Murine adipocytes from obese, but not lean mice, induce IL-17A secretion in MNC-adipocytes co-cultures. Adipocytes from subcutaneous adipose tissue of mice fed a standard diet (SD, gray bars) or a high-fat diet (HFD, black bars) were co-incubated with spleen-derived MNC and stimulated or not with PHA. Cell culture supernatants were analyzed by ELISA for the secretion of murine IL-17A. Error bars represent standard deviations from n ≥ 5 independent experiments. ***p < 0.001; as tested by one-way ANOVA followed by Bonferroni's multiple comparison test. n.s not statistically significant.

Discussion

White adipose tissue is a site of chronic inflammation in obesity, due to secretion of inflammatory cytokines and adipokines by infiltrating immune cells and adipocytes.21 The major consequence of obesity-associated chronic inflammation is the development of insulin resistance, and type 2-diabetes, together with impairment of AT homeostasis.6 AT is mainly composed of adipocytes, which stock fatty acids and release energy. In addition, the dynamic extracellular matrix of the adipose tissue plays an important role in the regulation of AT expansion and vascularisation, with adipose tissue from obese subjects displaying fewer capillaries and more large vessels, as compared to lean subjects.22 Inside the AT, the stromal vascular fraction (SVF) - an heterogeneous cell population mainly composed of ASC and immune cells23 - is also a key actor during the transition from lean to obese AT, as obesity substantially modifies SVF composition and function.

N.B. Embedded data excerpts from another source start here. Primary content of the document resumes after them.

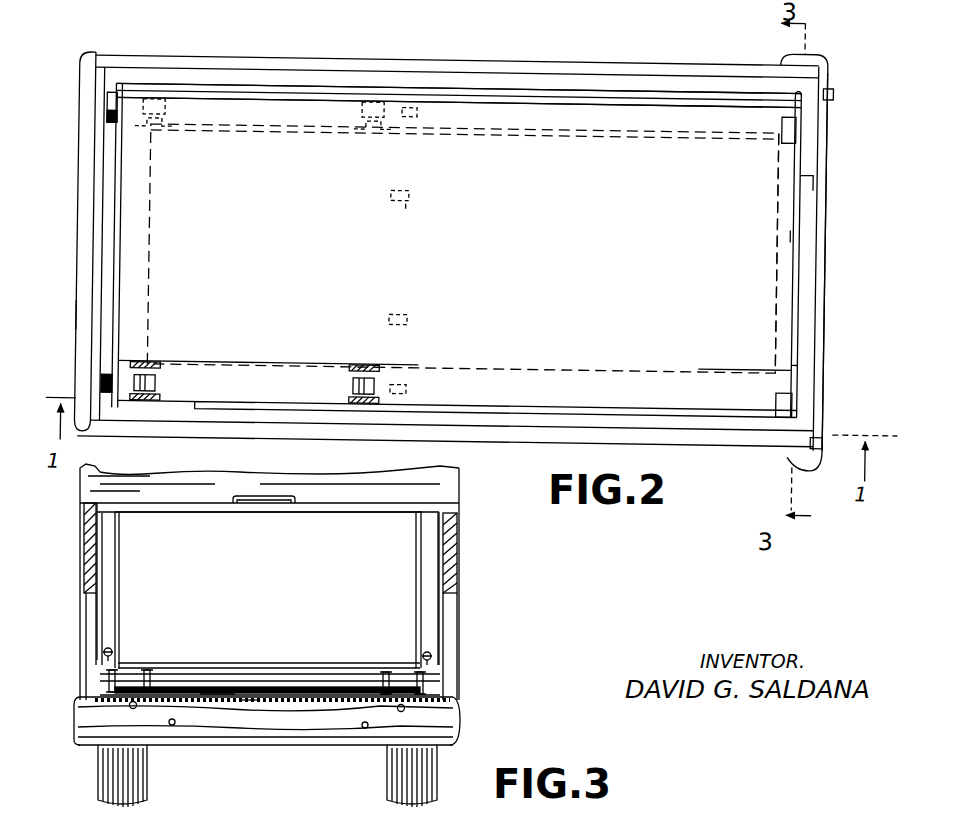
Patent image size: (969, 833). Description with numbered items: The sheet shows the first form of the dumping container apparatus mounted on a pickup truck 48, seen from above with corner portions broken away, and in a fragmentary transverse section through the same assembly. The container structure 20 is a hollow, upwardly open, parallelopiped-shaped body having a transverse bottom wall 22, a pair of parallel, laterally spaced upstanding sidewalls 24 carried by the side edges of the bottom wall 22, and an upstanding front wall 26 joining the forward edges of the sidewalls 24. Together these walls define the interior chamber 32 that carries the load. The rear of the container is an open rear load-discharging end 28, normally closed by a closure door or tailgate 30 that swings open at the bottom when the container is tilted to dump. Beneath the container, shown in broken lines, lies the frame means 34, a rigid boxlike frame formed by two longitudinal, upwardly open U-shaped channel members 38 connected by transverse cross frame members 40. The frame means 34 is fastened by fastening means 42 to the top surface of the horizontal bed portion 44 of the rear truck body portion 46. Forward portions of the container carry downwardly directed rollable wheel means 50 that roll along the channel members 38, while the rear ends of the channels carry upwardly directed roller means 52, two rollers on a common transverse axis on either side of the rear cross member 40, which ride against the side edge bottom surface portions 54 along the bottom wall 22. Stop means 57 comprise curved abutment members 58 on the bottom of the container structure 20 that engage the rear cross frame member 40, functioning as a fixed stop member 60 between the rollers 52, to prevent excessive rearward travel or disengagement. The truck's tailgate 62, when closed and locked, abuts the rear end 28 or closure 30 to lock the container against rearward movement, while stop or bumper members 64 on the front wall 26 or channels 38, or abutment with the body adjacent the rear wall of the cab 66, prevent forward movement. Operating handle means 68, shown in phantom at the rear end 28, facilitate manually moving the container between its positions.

In FIG. 2, the container structure 20 is at (605, 98).
In FIG. 3, the container structure 20 is at (418, 614).
In FIG. 2, the bottom wall 22 is at (525, 155).
In FIG. 3, the bottom wall 22 is at (280, 676).
In FIG. 2, the sidewalls 24 is at (318, 104).
In FIG. 3, the sidewalls 24 is at (107, 570).
In FIG. 2, the front wall 26 is at (122, 300).
In FIG. 2, the open rear load-discharging end 28 is at (801, 172).
In FIG. 2, the closure door or tailgate 30 is at (793, 288).
In FIG. 3, the closure door or tailgate 30 is at (152, 533).
In FIG. 2, the hollow interior or chamber 32 is at (462, 248).
In FIG. 3, the hollow interior or chamber 32 is at (352, 515).
In FIG. 2, the frame means 34 is at (210, 128).
In FIG. 3, the frame means 34 is at (105, 672).
In FIG. 2, the U-shaped channel members 38 is at (425, 130).
In FIG. 3, the U-shaped channel members 38 is at (100, 692).
In FIG. 2, the cross frame members 40 is at (777, 195).
In FIG. 3, the cross frame members 40 is at (276, 678).
In FIG. 3, the fastening means 42 is at (100, 706).
In FIG. 2, the horizontal bed portion 44 is at (240, 360).
In FIG. 3, the horizontal bed portion 44 is at (250, 700).
In FIG. 2, the rear truck body portion 46 is at (655, 448).
In FIG. 3, the rear truck body portion 46 is at (495, 556).
In FIG. 2, the pickup truck 48 is at (405, 32).
In FIG. 3, the pickup truck 48 is at (475, 630).
In FIG. 2, the rollable wheel means 50 is at (155, 95).
In FIG. 2, the roller means 52 is at (772, 118).
In FIG. 3, the roller means 52 is at (152, 650).
In FIG. 3, the side edge bottom surface portions 54 is at (165, 668).
In FIG. 2, the stop means 57 is at (420, 110).
In FIG. 2, the curved abutment members 58 is at (408, 190).
In FIG. 2, the fixed stop member 60 is at (788, 226).
In FIG. 3, the fixed stop member 60 is at (225, 697).
In FIG. 2, the tailgate of pickup truck body 62 is at (824, 110).
In FIG. 2, the stop or bumper members 64 is at (104, 106).
In FIG. 2, the cab 66 is at (100, 292).
In FIG. 2, the operating handle means 68 is at (803, 258).
In FIG. 3, the operating handle means 68 is at (264, 496).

In a previous study, we have shown that SVF derived from obese, but not lean donors, were able to promote Th17 cells following activation with a mitogen, such as PHA. In addition, we have demonstrated the critical role of ASC in inducing polarization of T cells toward Th17 pro-inflammatory cells, and activation of IL-1β secretion by monocytes.20 This was associated with up-regulation of IL-6 secretion by ASC, which might be mediated, at least in part by IL-17A. Indeed, ASC are known to express receptors for IL-17A/F13, which themselves have been shown to activate IL-1β, IL-6, and IL-8 secretion by mesenchymal stem cells, following ligation with IL-17A/F24. Because IL-6 in turn is known to participate to IL-17A signaling pathway through Stat3 phosphorylation,25 our previous study strongly suggests that ASC may mediate a vicious circle of pro-inflammatory cytokine secretion contributing to the chronic low grade inflammation known to occur in AT of obese subjects.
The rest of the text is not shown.